Right, latest script finally done – as much as it can be – and sent off for rehearsals. It’s one off the oddest, most unnatural rewrites I’ve ever had to do, and it remains to be seen how much of it has been successful. Plus, I’ve just worked out that there’s a terrifyingly small and vanishing amount of time before the show goes up, so my blood pressure has taken a spike or two.
But before all that (or, at least, at pretty much the same time as all that), is Year Without Summer, the Brighton Fringe play about Mary Shelley. As I may have mentioned before, 2016 marks exactly 200 years since Mary Shelley came up with the idea for Frankenstein, which – depending on who you speak to – is largely considered to be pretty much the basis for modern science fiction. There was certainly something in the (Geneva) water. What I found fascinating about the events of May and June 1816, and what doesn’t seem to be discussed all that much in other plays and films, is the presence of Claire Clairmont, Mary Shelley’s half sister. A month or so earlier (a matter of weeks, really) she had managed to bag Lord Byron as a bedfellow, which was a more remarkable feat than you might have thought. Yes, Byron was a rake, but he was already beginning to tire of having to be the boy pursued by all of the women (and a fair amount of the men) of England. Yet, Claire managed to win him over. Not for long, of course, which is why she pulled her trump card – Mary and Percy Shelley, both of whom Byron greatly admired. And so all of them ended up in the same place at the same time (if I remember my dates, Byron and Shelley met for the very first time exactly 200 years prior to our first night, on the 30th May 1816).
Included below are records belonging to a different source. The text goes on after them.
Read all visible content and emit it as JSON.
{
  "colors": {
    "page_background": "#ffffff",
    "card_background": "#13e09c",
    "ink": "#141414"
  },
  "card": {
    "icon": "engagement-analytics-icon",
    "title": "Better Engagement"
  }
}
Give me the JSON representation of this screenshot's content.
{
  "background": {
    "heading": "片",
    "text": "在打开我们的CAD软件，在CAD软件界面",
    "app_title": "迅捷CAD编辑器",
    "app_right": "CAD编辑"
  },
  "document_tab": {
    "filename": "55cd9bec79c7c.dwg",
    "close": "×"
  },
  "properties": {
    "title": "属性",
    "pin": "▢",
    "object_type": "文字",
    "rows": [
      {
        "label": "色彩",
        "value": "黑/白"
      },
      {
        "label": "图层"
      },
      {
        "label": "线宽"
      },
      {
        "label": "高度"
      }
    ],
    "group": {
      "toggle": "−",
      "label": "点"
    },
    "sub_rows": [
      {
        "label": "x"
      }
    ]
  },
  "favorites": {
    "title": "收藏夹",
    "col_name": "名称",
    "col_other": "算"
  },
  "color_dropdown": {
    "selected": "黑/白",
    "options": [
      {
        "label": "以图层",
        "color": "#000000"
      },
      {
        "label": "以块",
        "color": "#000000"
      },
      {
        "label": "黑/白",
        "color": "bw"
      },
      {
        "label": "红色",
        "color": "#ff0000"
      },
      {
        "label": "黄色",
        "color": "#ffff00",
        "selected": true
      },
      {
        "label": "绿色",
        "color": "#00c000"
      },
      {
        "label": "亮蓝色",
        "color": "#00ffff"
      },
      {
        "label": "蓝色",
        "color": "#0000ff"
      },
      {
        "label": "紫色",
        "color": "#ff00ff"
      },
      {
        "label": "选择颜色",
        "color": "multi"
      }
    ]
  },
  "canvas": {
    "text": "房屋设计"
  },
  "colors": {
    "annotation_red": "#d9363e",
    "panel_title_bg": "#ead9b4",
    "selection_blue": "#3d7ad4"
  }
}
So it’s at least possible that if circumstances had been any different, if Claire had not successfully beckoned Byron out to Geneva, then he will not have been in place to demand ghost stories – and Mary, possibly,. may not have been inspired to write Frankenstein. All because Claire yearned for her poet. This, in part, forms the bedrock of our narrative. As I say, we open on the 30th of May, and we run until the end of the Brighton Fringe (5th June) at Sweet Venues Brighton.
Once May comes to an end, improv workshops kick back up again at the DukeBox, with a series of drop-in classes under the umbrella title Generously Selfish (or maybe it’s Selfishfully Generous; I haven’t decided yet). Those will be every Sunday, and are still priced at just £5 each.